In my first year we studied the fundamental principles of classical architecture under Professor Richard Economakis, who assigned us a project in Chicago for our first semester- easily accessible for site visits, being only two hours away. In the second semester we were assigned a project in Athens, and we studied techniques of apartment planning and larger scale urban planning under both Professor Economakis and the amazing German architect Sebastian Treese who came in as a guest lecturer. We all travelled to Greece in the Spring Break to undertake site research and present our initial concepts to the Mayor of Athens.

Through Notre Dame, I had been chosen to participate in an archaeological dig on the Greek island of Samothrace that summer. I worked with researchers from Princeton and Emory Universities, analysing and documenting the ancient architecture there and then undertook an archaeological tour of the Peloponnese funded by Notre Dame’s Nanovic Institute. I had taken the next academic year off and so returned to Australia after the Summer and worked for a few months in Sydney gaining valuable design experience as a Junior Architectural Designer at M.J. Suttie Architects, an exclusively classical architecture firm at Potts Point.

I returned to Notre Dame in August of 2023. My second year started with a studio in gothic architecture, where my class designed a college campus in the collegiate gothic style of Cambridge and Oxford. My second semester studio was led by the great American church architect Duncan Stroik, who gave us an immersive course in the architectural approach of Palladio. In our first week we were asked to construct a Doric column in the style of Palladio, drawn in charcoal at 1:1 scale (only 1ft wide at its base). The second week we were to design an Ionic atrium, and the third a full façade for a museum, and so on. This studio finished with the design of a symphony hall in Chicago.

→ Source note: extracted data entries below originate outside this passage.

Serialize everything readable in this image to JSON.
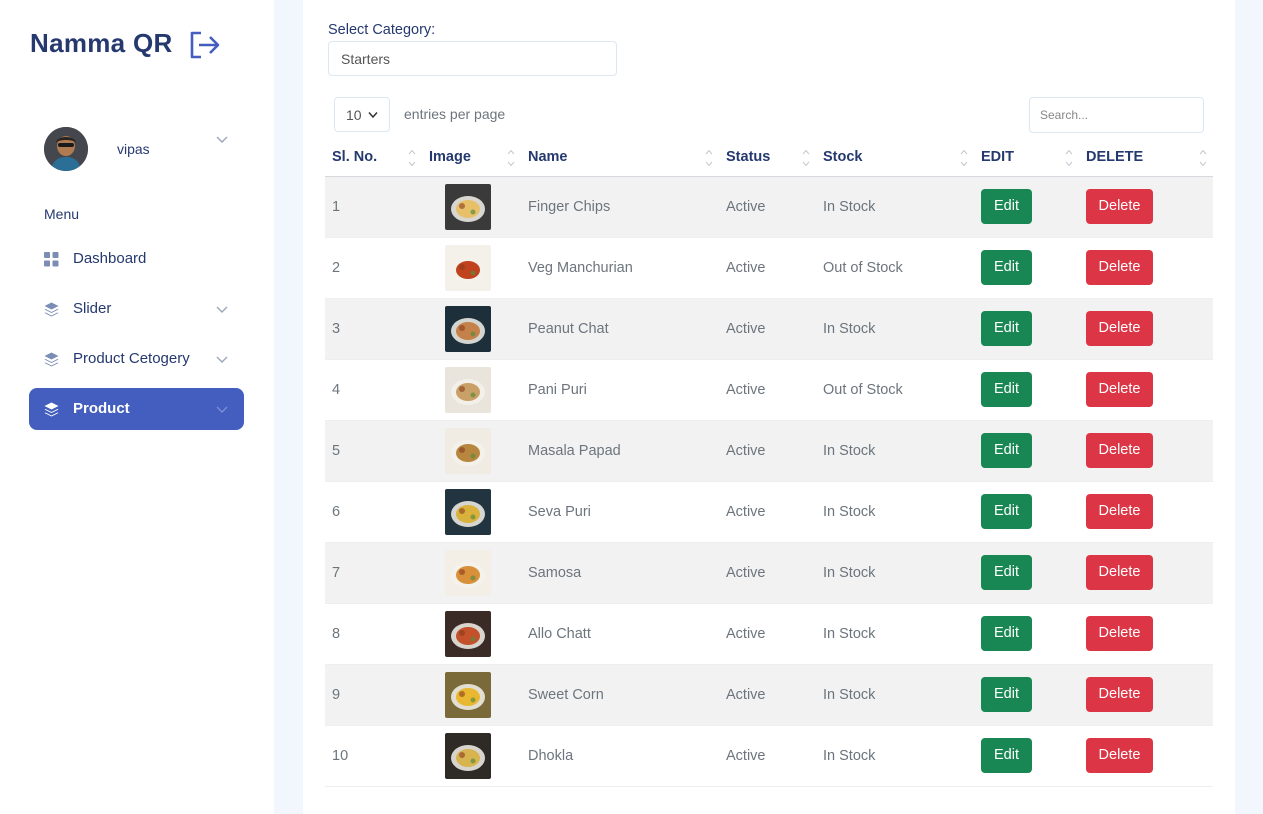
{
  "sidebar": {
    "brand": "Namma QR",
    "user_name": "vipas",
    "menu_title": "Menu",
    "items": [
      {
        "label": "Dashboard",
        "icon": "grid-icon",
        "has_children": false,
        "active": false
      },
      {
        "label": "Slider",
        "icon": "stack-icon",
        "has_children": true,
        "active": false
      },
      {
        "label": "Product Cetogery",
        "icon": "stack-icon",
        "has_children": true,
        "active": false
      },
      {
        "label": "Product",
        "icon": "stack-icon",
        "has_children": true,
        "active": true
      }
    ]
  },
  "filters": {
    "category_label": "Select Category:",
    "category_value": "Starters",
    "per_page_value": "10",
    "per_page_label": "entries per page",
    "search_placeholder": "Search..."
  },
  "table": {
    "columns": [
      "Sl. No.",
      "Image",
      "Name",
      "Status",
      "Stock",
      "EDIT",
      "DELETE"
    ],
    "edit_label": "Edit",
    "delete_label": "Delete",
    "rows": [
      {
        "sl": "1",
        "name": "Finger Chips",
        "status": "Active",
        "stock": "In Stock",
        "thumb_bg": "#3a3a3a",
        "thumb_fg": "#e8c06a"
      },
      {
        "sl": "2",
        "name": "Veg Manchurian",
        "status": "Active",
        "stock": "Out of Stock",
        "thumb_bg": "#f4f0ea",
        "thumb_fg": "#c0431e"
      },
      {
        "sl": "3",
        "name": "Peanut Chat",
        "status": "Active",
        "stock": "In Stock",
        "thumb_bg": "#1d2f3a",
        "thumb_fg": "#c4824a"
      },
      {
        "sl": "4",
        "name": "Pani Puri",
        "status": "Active",
        "stock": "Out of Stock",
        "thumb_bg": "#e9e4dc",
        "thumb_fg": "#c9a067"
      },
      {
        "sl": "5",
        "name": "Masala Papad",
        "status": "Active",
        "stock": "In Stock",
        "thumb_bg": "#f0ece4",
        "thumb_fg": "#b7873f"
      },
      {
        "sl": "6",
        "name": "Seva Puri",
        "status": "Active",
        "stock": "In Stock",
        "thumb_bg": "#22343f",
        "thumb_fg": "#d9b23e"
      },
      {
        "sl": "7",
        "name": "Samosa",
        "status": "Active",
        "stock": "In Stock",
        "thumb_bg": "#f3efe7",
        "thumb_fg": "#d9903a"
      },
      {
        "sl": "8",
        "name": "Allo Chatt",
        "status": "Active",
        "stock": "In Stock",
        "thumb_bg": "#3a2b26",
        "thumb_fg": "#c2512c"
      },
      {
        "sl": "9",
        "name": "Sweet Corn",
        "status": "Active",
        "stock": "In Stock",
        "thumb_bg": "#7a6a3a",
        "thumb_fg": "#e9b830"
      },
      {
        "sl": "10",
        "name": "Dhokla",
        "status": "Active",
        "stock": "In Stock",
        "thumb_bg": "#2e2a26",
        "thumb_fg": "#d8b450"
      }
    ]
  },
  "colors": {
    "primary": "#435ebe",
    "edit": "#198754",
    "delete": "#dc3545",
    "text_dark": "#25396f"
  }
}
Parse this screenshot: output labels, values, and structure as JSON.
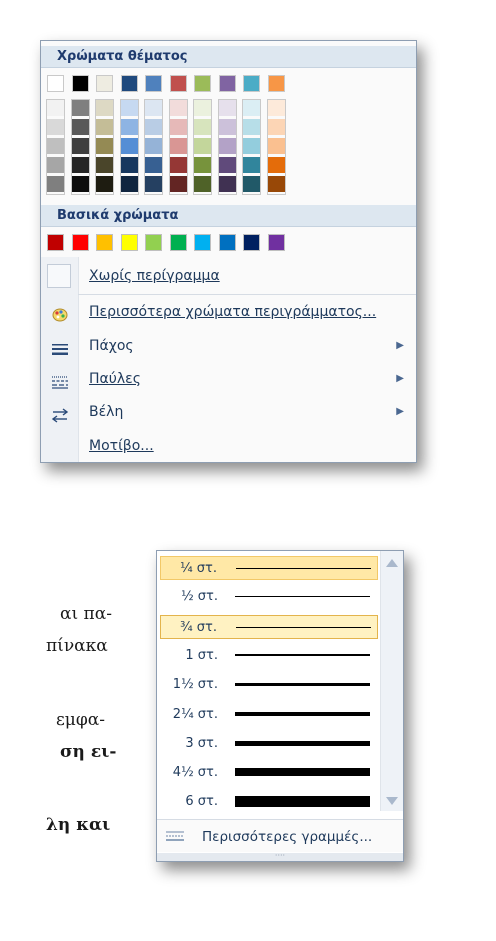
{
  "menu": {
    "theme_header": "Χρώματα θέματος",
    "standard_header": "Βασικά χρώματα",
    "theme_colors": [
      {
        "base": "#ffffff",
        "shades": [
          "#f2f2f2",
          "#d9d9d9",
          "#bfbfbf",
          "#a6a6a6",
          "#7f7f7f"
        ]
      },
      {
        "base": "#000000",
        "shades": [
          "#7f7f7f",
          "#595959",
          "#3f3f3f",
          "#262626",
          "#0d0d0d"
        ]
      },
      {
        "base": "#eeece1",
        "shades": [
          "#ddd9c4",
          "#c4bd97",
          "#948a54",
          "#4a452a",
          "#1e1c11"
        ]
      },
      {
        "base": "#1f497d",
        "shades": [
          "#c6d9f1",
          "#8eb4e3",
          "#558ed5",
          "#17375e",
          "#10253f"
        ]
      },
      {
        "base": "#4f81bd",
        "shades": [
          "#dce6f2",
          "#b9cde5",
          "#95b3d7",
          "#376092",
          "#254061"
        ]
      },
      {
        "base": "#c0504d",
        "shades": [
          "#f2dcdb",
          "#e6b9b8",
          "#d99694",
          "#953735",
          "#632523"
        ]
      },
      {
        "base": "#9bbb59",
        "shades": [
          "#ebf1de",
          "#d7e4bd",
          "#c3d69b",
          "#77933c",
          "#4f6228"
        ]
      },
      {
        "base": "#8064a2",
        "shades": [
          "#e6e0ec",
          "#ccc1da",
          "#b3a2c7",
          "#604a7b",
          "#403152"
        ]
      },
      {
        "base": "#4bacc6",
        "shades": [
          "#dbeef4",
          "#b7dee8",
          "#93cddd",
          "#31859c",
          "#215968"
        ]
      },
      {
        "base": "#f79646",
        "shades": [
          "#fdeada",
          "#fcd5b5",
          "#fac090",
          "#e46c0a",
          "#984807"
        ]
      }
    ],
    "standard_colors": [
      "#c00000",
      "#ff0000",
      "#ffc000",
      "#ffff00",
      "#92d050",
      "#00b050",
      "#00b0f0",
      "#0070c0",
      "#002060",
      "#7030a0"
    ],
    "no_outline": {
      "label": "Χωρίς περίγραμμα"
    },
    "items": [
      {
        "label": "Περισσότερα χρώματα περιγράμματος...",
        "icon": "palette-icon",
        "submenu": false
      },
      {
        "label": "Πάχος",
        "icon": "line-weight-icon",
        "submenu": true
      },
      {
        "label": "Παύλες",
        "icon": "dashes-icon",
        "submenu": true
      },
      {
        "label": "Βέλη",
        "icon": "arrows-icon",
        "submenu": true
      },
      {
        "label": "Μοτίβο...",
        "icon": "",
        "submenu": false
      }
    ]
  },
  "background_text": [
    {
      "text": "αι πα-"
    },
    {
      "text": "πίνακα"
    },
    {
      "text": "εμφα-"
    },
    {
      "text": "ση ει-"
    },
    {
      "text": "λη και"
    }
  ],
  "weights": {
    "rows": [
      {
        "label": "¼ στ.",
        "weight": 0.25,
        "state": "hover"
      },
      {
        "label": "½ στ.",
        "weight": 0.5,
        "state": ""
      },
      {
        "label": "¾ στ.",
        "weight": 0.75,
        "state": "selected"
      },
      {
        "label": "1 στ.",
        "weight": 1,
        "state": ""
      },
      {
        "label": "1½ στ.",
        "weight": 1.5,
        "state": ""
      },
      {
        "label": "2¼ στ.",
        "weight": 2.25,
        "state": ""
      },
      {
        "label": "3 στ.",
        "weight": 3,
        "state": ""
      },
      {
        "label": "4½ στ.",
        "weight": 4.5,
        "state": ""
      },
      {
        "label": "6 στ.",
        "weight": 6,
        "state": ""
      }
    ],
    "more_lines": "Περισσότερες γραμμές..."
  }
}
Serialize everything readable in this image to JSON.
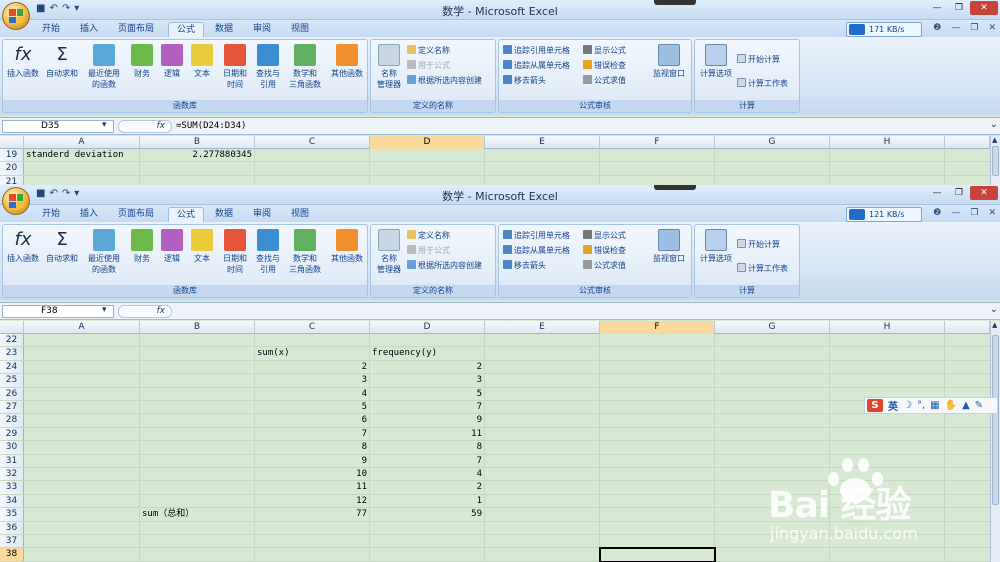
{
  "windows": [
    {
      "id": "w1",
      "title": "数学 - Microsoft Excel",
      "speed": "171 KB/s",
      "name_box": "D35",
      "fx": "fx",
      "formula": "=SUM(D24:D34)",
      "selected_col": "D",
      "rows": [
        {
          "num": "19",
          "cells": {
            "A": "standerd deviation",
            "B": "2.277880345"
          }
        },
        {
          "num": "20",
          "cells": {}
        },
        {
          "num": "21",
          "cells": {}
        }
      ]
    },
    {
      "id": "w2",
      "title": "数学 - Microsoft Excel",
      "speed": "121 KB/s",
      "name_box": "F38",
      "fx": "fx",
      "formula": "",
      "selected_col": "F",
      "selected_row": "38",
      "rows": [
        {
          "num": "22",
          "cells": {}
        },
        {
          "num": "23",
          "cells": {
            "C": "sum(x)",
            "D": "frequency(y)"
          }
        },
        {
          "num": "24",
          "cells": {
            "C": "2",
            "D": "2"
          }
        },
        {
          "num": "25",
          "cells": {
            "C": "3",
            "D": "3"
          }
        },
        {
          "num": "26",
          "cells": {
            "C": "4",
            "D": "5"
          }
        },
        {
          "num": "27",
          "cells": {
            "C": "5",
            "D": "7"
          }
        },
        {
          "num": "28",
          "cells": {
            "C": "6",
            "D": "9"
          }
        },
        {
          "num": "29",
          "cells": {
            "C": "7",
            "D": "11"
          }
        },
        {
          "num": "30",
          "cells": {
            "C": "8",
            "D": "8"
          }
        },
        {
          "num": "31",
          "cells": {
            "C": "9",
            "D": "7"
          }
        },
        {
          "num": "32",
          "cells": {
            "C": "10",
            "D": "4"
          }
        },
        {
          "num": "33",
          "cells": {
            "C": "11",
            "D": "2"
          }
        },
        {
          "num": "34",
          "cells": {
            "C": "12",
            "D": "1"
          }
        },
        {
          "num": "35",
          "cells": {
            "B": "sum（总和）",
            "C": "77",
            "D": "59"
          }
        },
        {
          "num": "36",
          "cells": {}
        },
        {
          "num": "37",
          "cells": {}
        },
        {
          "num": "38",
          "cells": {}
        }
      ]
    }
  ],
  "tabs": [
    "开始",
    "插入",
    "页面布局",
    "公式",
    "数据",
    "审阅",
    "视图"
  ],
  "active_tab": "公式",
  "columns": [
    "A",
    "B",
    "C",
    "D",
    "E",
    "F",
    "G",
    "H"
  ],
  "ribbon": {
    "insert_function": "插入函数",
    "autosum": "自动求和",
    "recent_line1": "最近使用",
    "recent_line2": "的函数",
    "financial": "财务",
    "logical": "逻辑",
    "text": "文本",
    "datetime_line1": "日期和",
    "datetime_line2": "时间",
    "lookup_line1": "查找与",
    "lookup_line2": "引用",
    "math_line1": "数学和",
    "math_line2": "三角函数",
    "more": "其他函数",
    "library_label": "函数库",
    "name_manager_line1": "名称",
    "name_manager_line2": "管理器",
    "define_name": "定义名称",
    "use_in_formula": "用于公式",
    "create_from_selection": "根据所选内容创建",
    "defined_names_label": "定义的名称",
    "trace_precedents": "追踪引用单元格",
    "trace_dependents": "追踪从属单元格",
    "remove_arrows": "移去箭头",
    "show_formulas": "显示公式",
    "error_checking": "错误检查",
    "evaluate_formula": "公式求值",
    "watch_window": "监视窗口",
    "auditing_label": "公式审核",
    "calc_options": "计算选项",
    "calc_now": "开始计算",
    "calc_sheet": "计算工作表",
    "calculation_label": "计算"
  },
  "ime": {
    "label": "英"
  },
  "watermark": {
    "brand": "Bai   经验",
    "url": "jingyan.baidu.com"
  },
  "colors": {
    "sheet_bg": "#d7e8d3",
    "selected_header": "#f9d99e",
    "ribbon_text": "#15428b"
  }
}
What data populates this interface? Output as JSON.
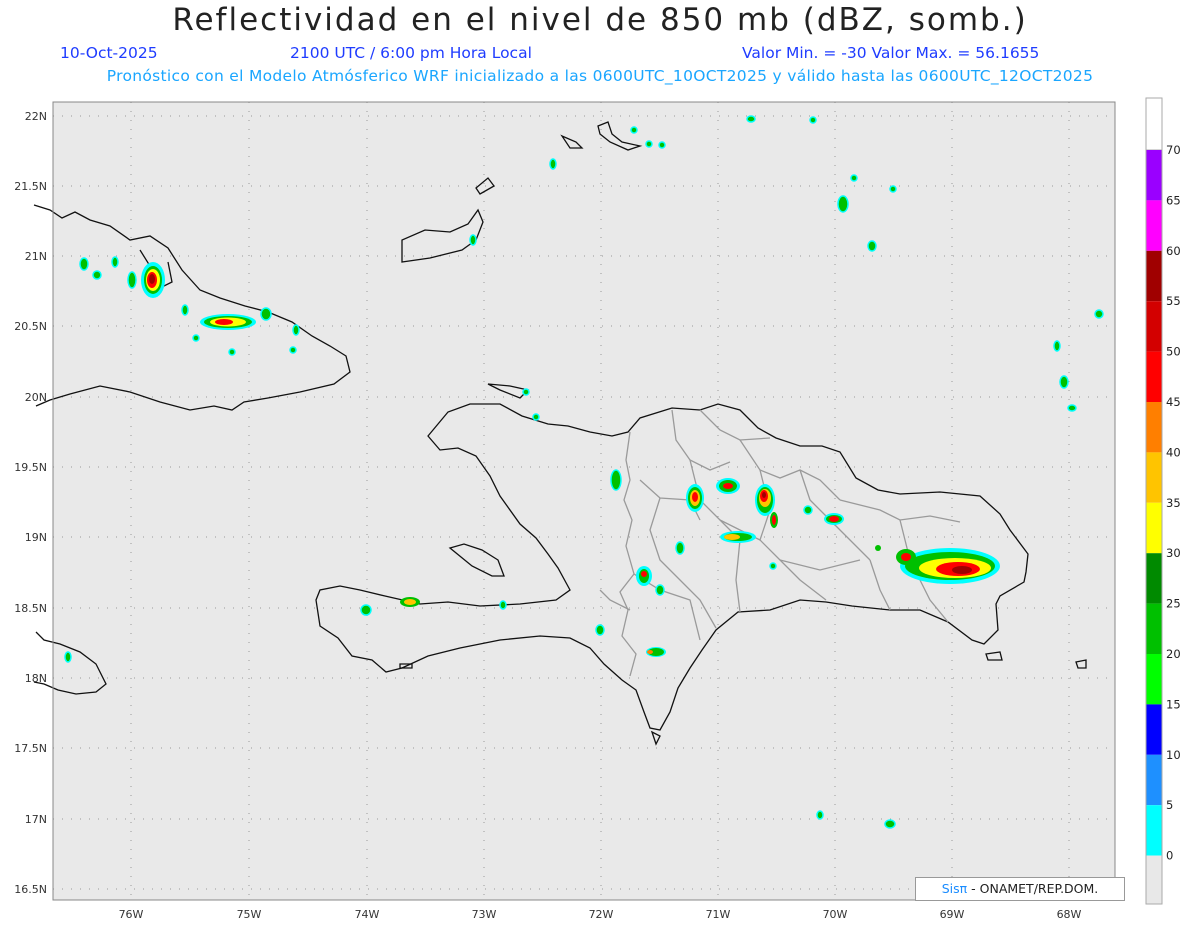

In my summer holidays, before commencing my third year at Notre Dame, I got married. My husband then joined me in Rome for our semester there. Living in Rome was breathtaking. Our apartment was opposite the convent at Quattro Coronati, just four blocks from the Colosseum. The immersion into architectural history I received in Rome was incredibly formative. Under the guidance of the German architect Thomas Albrecht, and the Italian architect Ettore Mazzola, we undertook an urban design studio focusing on the redesign of the rundown Ostiense neighbourhood. I designed a chapel and convent as a part of the project.

Returning to the US, I commenced my final semester- mainly consisting of a comprehensive thesis project of my own choice. For my thesis I designed a grand State Opera House for the city of Adelaide. The site of this opera house was to be the current Adelaide Festival Theatre site. I “bulldozed” everything beyond North Terrace from King William Street to Morphett Street, except the beautiful buildings of course- the Adelaide Train Station, Parliament House, and the quaint boathouses by the river- slightly controversial I know. I came up with a new urban plan for the site- actually respecting the official Parklands designation of the area, and placed the new opera house within, surrounded by picturesque, terraced gardens leading down to the river. I look forward to exhibiting this project in Adelaide in the near future.

After graduating in May 2025, I returned to Adelaide with my husband, already 6 months pregnant. While my priorities have now shifted, I am excited to continue this pursuit for architectural beauty as time allows. I hope to share my learning with anyone who is interested, and do my best to advocate for a return to beauty and common sense in architecture.